In collaboration with Chrystal Paulos, we are evaluating the role of other proteins including DPP4/CD26 expressed on multiple cell types that influence immunotherapy response in pancreatic cancer (PI: Lesinski, Morningside Foundation). We continue an ongoing collaborative relationship with clinical investigators in Pathology, Surgery and Medical Oncology that can facilitate this research to discover new therapeutic targets and validate previously identified genes and pathways within the stroma. The role of the stroma in carcinogenesis is quite complex, and these studies will add to our understanding into the dynamic process that occurs within the tumor microenvironment.

Given the redundant factors that suppress T cell-mediated anti-tumor immune responses, we posit that combinatorial therapeutic approaches are needed to provide lasting efficacy in many patients, particularly those with immunologically cold or immunotherapy resistant tumors.
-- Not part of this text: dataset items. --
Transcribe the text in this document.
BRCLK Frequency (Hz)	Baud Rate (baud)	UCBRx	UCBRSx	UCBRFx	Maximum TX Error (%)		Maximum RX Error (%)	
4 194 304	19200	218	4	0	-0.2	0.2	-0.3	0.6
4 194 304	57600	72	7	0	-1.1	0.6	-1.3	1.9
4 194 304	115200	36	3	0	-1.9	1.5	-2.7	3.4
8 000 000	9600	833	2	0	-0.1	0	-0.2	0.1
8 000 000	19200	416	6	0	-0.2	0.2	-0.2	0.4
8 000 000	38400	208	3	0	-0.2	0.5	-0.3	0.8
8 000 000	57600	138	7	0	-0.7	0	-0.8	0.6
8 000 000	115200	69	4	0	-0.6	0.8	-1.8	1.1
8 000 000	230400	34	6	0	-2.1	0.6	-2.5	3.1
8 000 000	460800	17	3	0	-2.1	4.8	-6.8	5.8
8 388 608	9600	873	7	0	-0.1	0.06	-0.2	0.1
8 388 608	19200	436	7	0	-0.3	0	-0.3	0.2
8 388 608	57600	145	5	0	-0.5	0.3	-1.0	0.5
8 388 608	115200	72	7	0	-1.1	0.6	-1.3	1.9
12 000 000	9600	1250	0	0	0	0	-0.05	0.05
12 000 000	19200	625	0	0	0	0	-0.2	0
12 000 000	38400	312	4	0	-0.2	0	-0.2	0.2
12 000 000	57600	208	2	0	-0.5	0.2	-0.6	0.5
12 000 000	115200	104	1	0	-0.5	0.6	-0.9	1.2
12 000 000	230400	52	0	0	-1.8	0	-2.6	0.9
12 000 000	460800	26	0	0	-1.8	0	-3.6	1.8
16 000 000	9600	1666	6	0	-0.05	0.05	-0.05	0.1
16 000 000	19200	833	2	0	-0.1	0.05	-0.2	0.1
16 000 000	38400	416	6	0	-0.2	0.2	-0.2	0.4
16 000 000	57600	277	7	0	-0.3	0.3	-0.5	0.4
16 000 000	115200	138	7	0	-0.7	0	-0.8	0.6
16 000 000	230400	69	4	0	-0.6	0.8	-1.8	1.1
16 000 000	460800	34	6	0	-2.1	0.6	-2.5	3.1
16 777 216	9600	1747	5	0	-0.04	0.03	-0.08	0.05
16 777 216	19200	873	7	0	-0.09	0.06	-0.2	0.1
Our team is actively engaged in several collaborative projects that take an aggressive approach to combination immunotherapy for advanced cancer and explore new bold approaches in the laboratory that may ultimately translate into early phase clinical trials for patients.

First, our laboratory has actively collaborated with Drs. Nilofer Azad and Mark Yarchoan at Johns Hopkins University to introduce immune checkpoint blockade in combination with MEK inhibition for patients with advanced biliary tract cancers. This work led to an NCI-funded R01 grant (MPI: Azad, Lesinski, 1R01CA228414) that supported correlative studies from a national, phase II clinical trial that was recently published (Yarchoan et al., JCI, 2021). Further laboratory studies detailed how this regimen can be improved upon through incorporation of T cell agonistic antibodies (Dennison, Cancer Immunol Res, 2021), which is now being explored in a second national, phase II clinical trial targeting PD-L1 and CD27 alone vs. PD-L1, CD27 and MEK signaling. This work complements our ongoing collaboration with Shishir Maithel, Alyssa Krasinskas and Brian Robinson in understanding factors that contribute to poor immunotherapy response in biliary tract cancers (Ware et al., Br J Cancer, 2020) and identifying new therapeutic targets for these patients.
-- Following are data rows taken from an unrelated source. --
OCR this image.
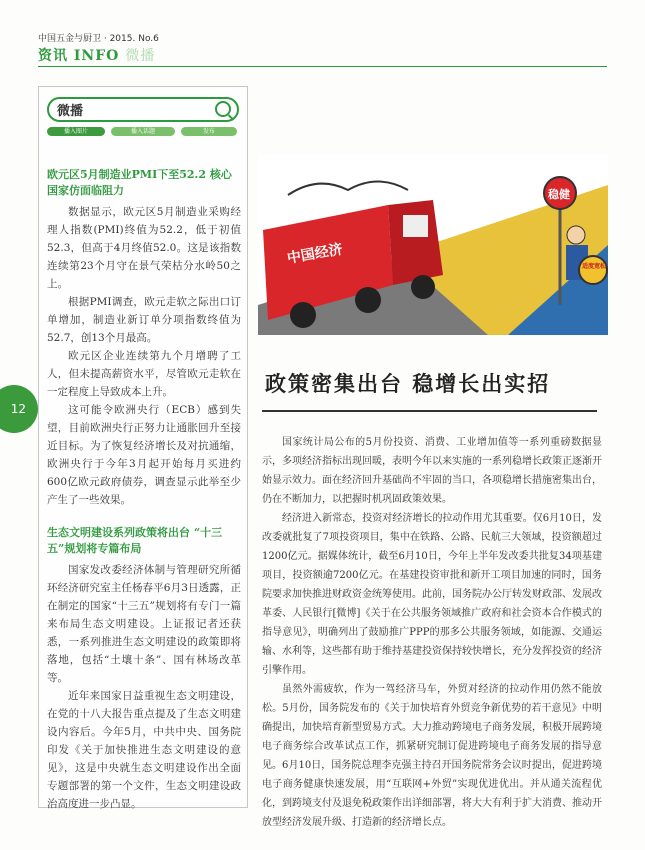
中国五金与厨卫 · 2015. No.6
资讯 INFO 微播
12
微播
播入图片	播入话题	发布

欧元区5月制造业PMI下至52.2 核心国家仿面临阻力

数据显示，欧元区5月制造业采购经理人指数(PMI)终值为52.2，低于初值52.3，但高于4月终值52.0。这是该指数连续第23个月守在景气荣枯分水岭50之上。

根据PMI调查，欧元走软之际出口订单增加，制造业新订单分项指数终值为52.7，创13个月最高。

欧元区企业连续第九个月增聘了工人，但未提高薪资水平，尽管欧元走软在一定程度上导致成本上升。

这可能令欧洲央行（ECB）感到失望，目前欧洲央行正努力让通胀回升至接近目标。为了恢复经济增长及对抗通缩，欧洲央行于今年3月起开始每月买进约600亿欧元政府债券，调查显示此举至少产生了一些效果。

生态文明建设系列政策将出台 “十三五”规划将专篇布局

国家发改委经济体制与管理研究所循环经济研究室主任杨春平6月3日透露，正在制定的国家“十三五”规划将有专门一篇来布局生态文明建设。上证报记者还获悉，一系列推进生态文明建设的政策即将落地，包括“土壤十条”、国有林场改革等。

近年来国家日益重视生态文明建设，在党的十八大报告重点提及了生态文明建设内容后。今年5月，中共中央、国务院印发《关于加快推进生态文明建设的意见》，这是中央就生态文明建设作出全面专题部署的第一个文件，生态文明建设政治高度进一步凸显。

中国经济
稳健
适度宽松
政策密集出台 稳增长出实招

国家统计局公布的5月份投资、消费、工业增加值等一系列重磅数据显示，多项经济指标出现回暖，表明今年以来实施的一系列稳增长政策正逐渐开始显示效力。面在经济回升基础尚不牢固的当口，各项稳增长措施密集出台，仍在不断加力，以把握时机巩固政策效果。

经济进入新常态，投资对经济增长的拉动作用尤其重要。仅6月10日，发改委就批复了7项投资项目，集中在铁路、公路、民航三大领域，投资额超过1200亿元。据媒体统计，截至6月10日，今年上半年发改委共批复34项基建项目，投资额逾7200亿元。在基建投资审批和新开工项目加速的同时，国务院要求加快推进财政资金统筹使用。此前，国务院办公厅转发财政部、发展改革委、人民银行[微博]《关于在公共服务领域推广政府和社会资本合作模式的指导意见》，明确列出了鼓励推广PPP的那多公共服务领域，如能源、交通运输、水利等，这些都有助于维持基建投资保持较快增长，充分发挥投资的经济引擎作用。

虽然外需疲软，作为一驾经济马车，外贸对经济的拉动作用仍然不能放松。5月份，国务院发布的《关于加快培育外贸竞争新优势的若干意见》中明确提出，加快培育新型贸易方式。大力推动跨境电子商务发展，积极开展跨境电子商务综合改革试点工作，抓紧研究制订促进跨境电子商务发展的指导意见。6月10日，国务院总理李克强主持召开国务院常务会议时提出，促进跨境电子商务健康快速发展，用“互联网+外贸”实现优进优出。并从通关流程优化，到跨境支付及退免税政策作出详细部署，将大大有利于扩大消费、推动开放型经济发展升级、打造新的经济增长点。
Second, our laboratory is engaged in exploring novel agents that act upon myeloid cells to enhance the efficacy of T cell based immunotherapy in solid tumors. This work is being done in close collaboration with the laboratories of Brian Olson and Chrystal Paulos. Of particular interest is targeting the semaphorin 4D (SEMA4D) protein and its interaction with plexin receptors, which regulates immune cell trafficking into tumors. Our laboratory is involved as a lead site for correlative studies for clinical trials with pepinemab, an antibody targeting SEMA4D in melanoma (Clinical Investigators: Michael Lowe, Ragini Kudchadkar, Keith Delman) and head and neck cancer (Clinical Investigators: Conor Steuer, Nabil Saba).

Third, we are working closely with Mehmet Akce to understand how applying the combination of the multi-tyrosine kinase inhibitor, regorafenib with PD-L1 blockade in the pre-operative setting can benefit patients with hepatocellular carcinoma and modulate key immune features within these tumors. Finally, in collaboration with Edmund K. Waller and Chrystal Paulos we are exploring novel adoptive cell therapy approaches for advanced pancreatic cancer to further our arsenal of therapies against this disease.